For the way that the program is intended to be used, we can immediately derive test cases from the specs. But we musn’t fall in the trap of confirmation bias i.e., our test cases must not be limited to confirming the specs. We must also create negative test cases which are geared towards testing the program in the way it is not intended to be used. Through subjecting the program to both positive and negative test cases, we can establish greater confidence that the program works and is robust.

Stick to the plan… but not too much

Whether we document or not, I would like to think that we all plan before testing. Somehow, we have got an outline of what we need to do to test the given function. Typically, we could expect cases that could explicitly be derived from the specs to be in your list. Say, I’m testing an import function so I’ll try importing files of the valid file type and, of course, invalid file types. I’ll also try the standard test cases applicable to the screen. So far so good, chances are we’ll capture the obvious bugs.

Once you’re actually testing, I hope you don’t stop there! There are still many cases that could potentially be NOT handled by your devs. You’ve got to think of how else to make the function fail. Say, what would happen if I specify a file in a thumb drive and then remove it during import? What if I specify a remote location and get disconnected? For remote locations, will the screen accept this format \\MACHINE-NAME\C$? What if I use an invalid file that had just been renamed so that it’ll look valid? What if there’s no more available disk space in the import location? Etc. Explore. Be persistent.
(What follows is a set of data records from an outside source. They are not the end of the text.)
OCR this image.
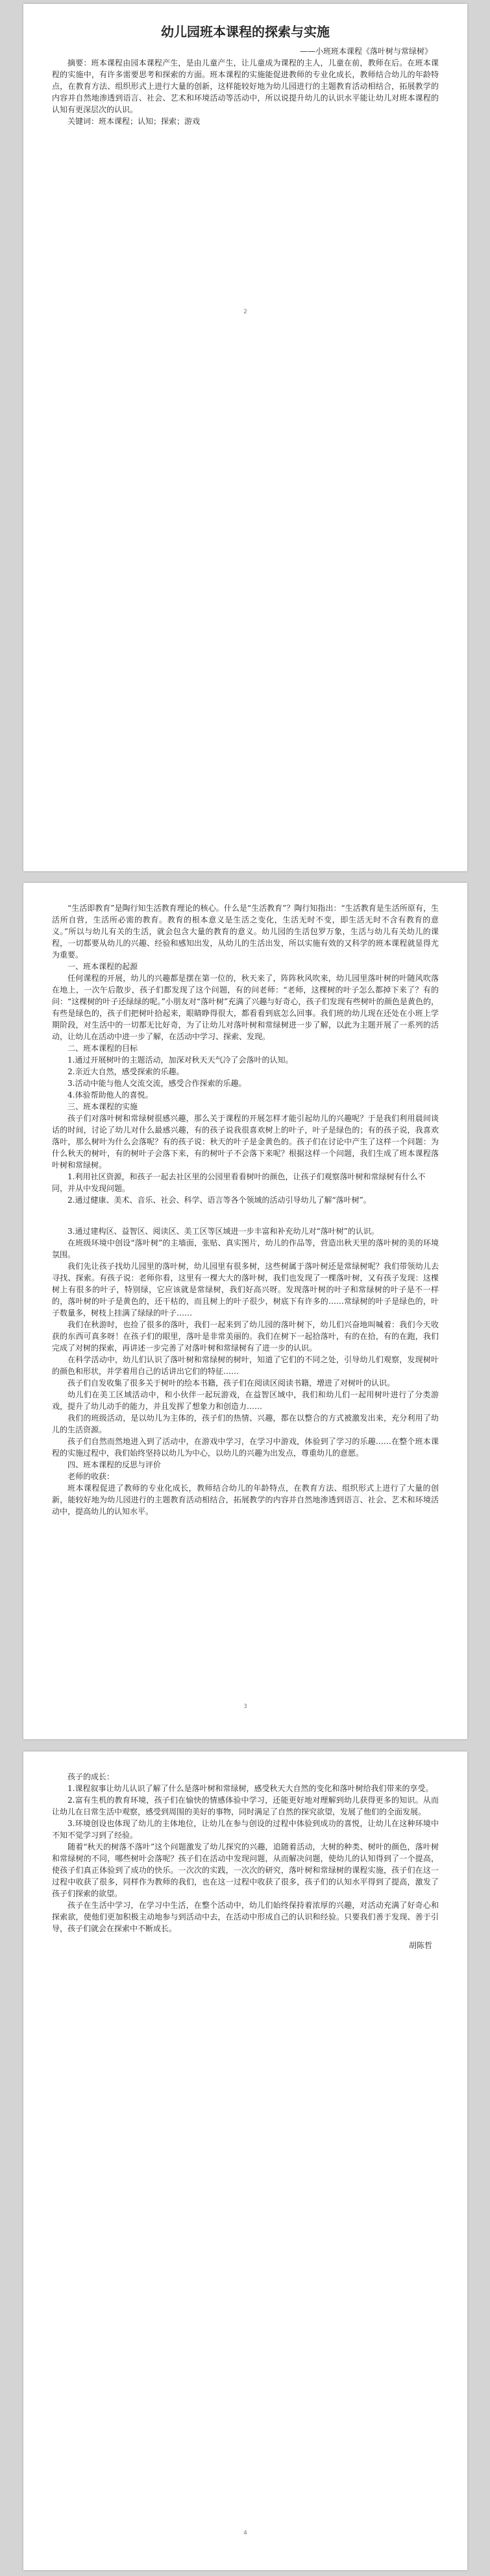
幼儿园班本课程的探索与实施
——小班班本课程《落叶树与常绿树》

摘要：班本课程由园本课程产生，是由儿童产生，让儿童成为课程的主人，儿童在前，教师在后。在班本课程的实施中，有许多需要思考和探索的方面。班本课程的实施能促进教师的专业化成长，教师结合幼儿的年龄特点，在教育方法、组织形式上进行大量的创新，这样能较好地为幼儿园进行的主题教育活动相结合，拓展教学的内容并自然地渗透到语言、社会、艺术和环境活动等活动中，所以说提升幼儿的认识水平能让幼儿对班本课程的认知有更深层次的认识。

关键词：班本课程；认知；探索；游戏

2

“生活即教育”是陶行知生活教育理论的核心。什么是“生活教育”？陶行知指出：“生活教育是生活所原有，生活所自营，生活所必需的教育。教育的根本意义是生活之变化，生活无时不变，即生活无时不含有教育的意义。”所以与幼儿有关的生活，就会包含大量的教育的意义。幼儿园的生活包罗万象，生活与幼儿有关幼儿的课程，一切都要从幼儿的兴趣、经验和感知出发，从幼儿的生活出发，所以实施有效的又科学的班本课程就显得尤为重要。

一、班本课程的起源

任何课程的开展，幼儿的兴趣都是摆在第一位的，秋天来了，阵阵秋风吹来，幼儿园里落叶树的叶随风吹落在地上，一次午后散步，孩子们都发现了这个问题，有的问老师：“老师，这棵树的叶子怎么都掉下来了？有的问：“这棵树的叶子还绿绿的呢。”小朋友对“落叶树”充满了兴趣与好奇心，孩子们发现有些树叶的颜色是黄色的，有些是绿色的，孩子们把树叶拾起来，眼睛睁得很大，都看看到底怎么回事。我们班的幼儿现在还处在小班上学期阶段，对生活中的一切都无比好奇，为了让幼儿对落叶树和常绿树进一步了解，以此为主题开展了一系列的活动，让幼儿在活动中进一步了解，在活动中学习、探索、发现。

二、班本课程的目标

1.通过开展树叶的主题活动，加深对秋天天气冷了会落叶的认知。

2.亲近大自然，感受探索的乐趣。

3.活动中能与他人交流交流，感受合作探索的乐趣。

4.体验帮助他人的喜悦。

三、班本课程的实施

孩子们对落叶树和常绿树很感兴趣，那么关于课程的开展怎样才能引起幼儿的兴趣呢？于是我们利用晨间谈话的时间，讨论了幼儿对什么最感兴趣，有的孩子说我很喜欢树上的叶子，叶子是绿色的；有的孩子说，我喜欢落叶，那么树叶为什么会落呢？有的孩子说：秋天的叶子是金黄色的。孩子们在讨论中产生了这样一个问题：为什么秋天的树叶，有的树叶子会落下来，有的树叶子不会落下来呢？根据这样一个问题，我们生成了班本课程落叶树和常绿树。

1.利用社区资源，和孩子一起去社区里的公园里看看树叶的颜色，让孩子们观察落叶树和常绿树有什么不同，并从中发现问题。

2.通过健康、美术、音乐、社会、科学、语言等各个领域的活动引导幼儿了解“落叶树”。

3.通过建构区、益智区、阅读区、美工区等区域进一步丰富和补充幼儿对“落叶树”的认识。

在班级环境中创设“落叶树”的主墙面，张贴、真实图片，幼儿的作品等，营造出秋天里的落叶树的美的环境氛围。

我们先让孩子找幼儿园里的落叶树，幼儿园里有很多树，这些树属于落叶树还是常绿树呢？我们带领幼儿去寻找、探索。有孩子说：老师你看，这里有一棵大大的落叶树，我们也发现了一棵落叶树，又有孩子发现：这棵树上有很多的叶子，特别绿，它应该就是常绿树，我们好高兴呀。发现落叶树的叶子和常绿树的叶子是不一样的，落叶树的叶子是黄色的，还干枯的，而且树上的叶子很少，树底下有许多的……常绿树的叶子是绿色的，叶子数量多，树枝上挂满了绿绿的叶子……

我们在秋游时，也捡了很多的落叶，我们一起来到了幼儿园的落叶树下，幼儿们兴奋地叫喊着：我们今天收获的东西可真多呀！在孩子们的眼里，落叶是非常美丽的。我们在树下一起拾落叶，有的在拾，有的在跑，我们完成了对树的探索，再讲述一步完善了对落叶树和常绿树有了进一步的认识。

在科学活动中，幼儿们认识了落叶树和常绿树的树叶，知道了它们的不同之处，引导幼儿们观察，发现树叶的颜色和形状，并学着用自己的话讲出它们的特征……

孩子们自发收集了很多关于树叶的绘本书籍，孩子们在阅读区阅读书籍，增进了对树叶的认识。

幼儿们在美工区域活动中，和小伙伴一起玩游戏，在益智区域中，我们和幼儿们一起用树叶进行了分类游戏，提升了幼儿动手的能力，并且发挥了想象力和创造力……

我们的班级活动，是以幼儿为主体的，孩子们的热情、兴趣，都在以整合的方式被激发出来，充分利用了幼儿的生活资源。

孩子们自然而然地进入到了活动中，在游戏中学习，在学习中游戏，体验到了学习的乐趣……在整个班本课程的实施过程中，我们始终坚持以幼儿为中心，以幼儿的兴趣为出发点，尊重幼儿的意愿。

四、班本课程的反思与评价

老师的收获：

班本课程促进了教师的专业化成长，教师结合幼儿的年龄特点，在教育方法、组织形式上进行了大量的创新，能较好地为幼儿园进行的主题教育活动相结合，拓展教学的内容并自然地渗透到语言、社会、艺术和环境活动中，提高幼儿的认知水平。

3

孩子的成长：

1.课程叙事让幼儿认识了解了什么是落叶树和常绿树，感受秋天大自然的变化和落叶树给我们带来的享受。

2.富有生机的教育环境，孩子们在愉快的情感体验中学习，还能更好地对理解到幼儿获得更多的知识。从而让幼儿在日常生活中观察，感受到周围的美好的事物，同时满足了自然的探究欲望，发展了他们的全面发展。

3.环境创设也体现了幼儿的主体地位，让幼儿在参与创设的过程中体验到成功的喜悦，让幼儿在这种环境中不知不觉学习到了经验。

随着“秋天的树落不落叶”这个问题激发了幼儿探究的兴趣，追随着活动，大树的种类、树叶的颜色，落叶树和常绿树的不同，哪些树叶会落呢？孩子们在活动中发现问题，从而解决问题，使幼儿的认知得到了一个提高，使孩子们真正体验到了成功的快乐。一次次的实践，一次次的研究，落叶树和常绿树的课程实施，孩子们在这一过程中收获了很多，同样作为教师的我们，也在这一过程中收获了很多，孩子们的认知水平得到了提高，激发了孩子们探索的欲望。

孩子在生活中学习，在学习中生活，在整个活动中，幼儿们始终保持着浓厚的兴趣，对活动充满了好奇心和探索欲，使他们更加积极主动地参与到活动中去，在活动中形成自己的认识和经验。只要我们善于发现、善于引导，孩子们就会在探索中不断成长。

胡陈哲
4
And if you’re system testing, it’s good to follow the provided test specs. But try to make little detours once in a while since you might find bugs that have been missed. Between someone with a mindset that there are no more bugs and someone who thinks there are still bugs, the latter will have better chances of finding more bugs. Explore. Be persistent.

Buggier and buggier

Here’s a recommended reading material for you and your devs just in case you notice that the function gets even more buggy as changes to the code are introduced: Three Questions About Each Bug You Find. It stresses the importance of asking the following questions for each bug or comment that needs to be addressed:

  1. Is this mistake somewhere else also?
  2. What next bug is hidden behind this one? (What happens if I fix this bug here? Will it wreak havoc elsewhere?)
  3. What should I do to prevent bugs like this?

Its application is not only limited to bugfixing. It holds for comments on other work-products as well.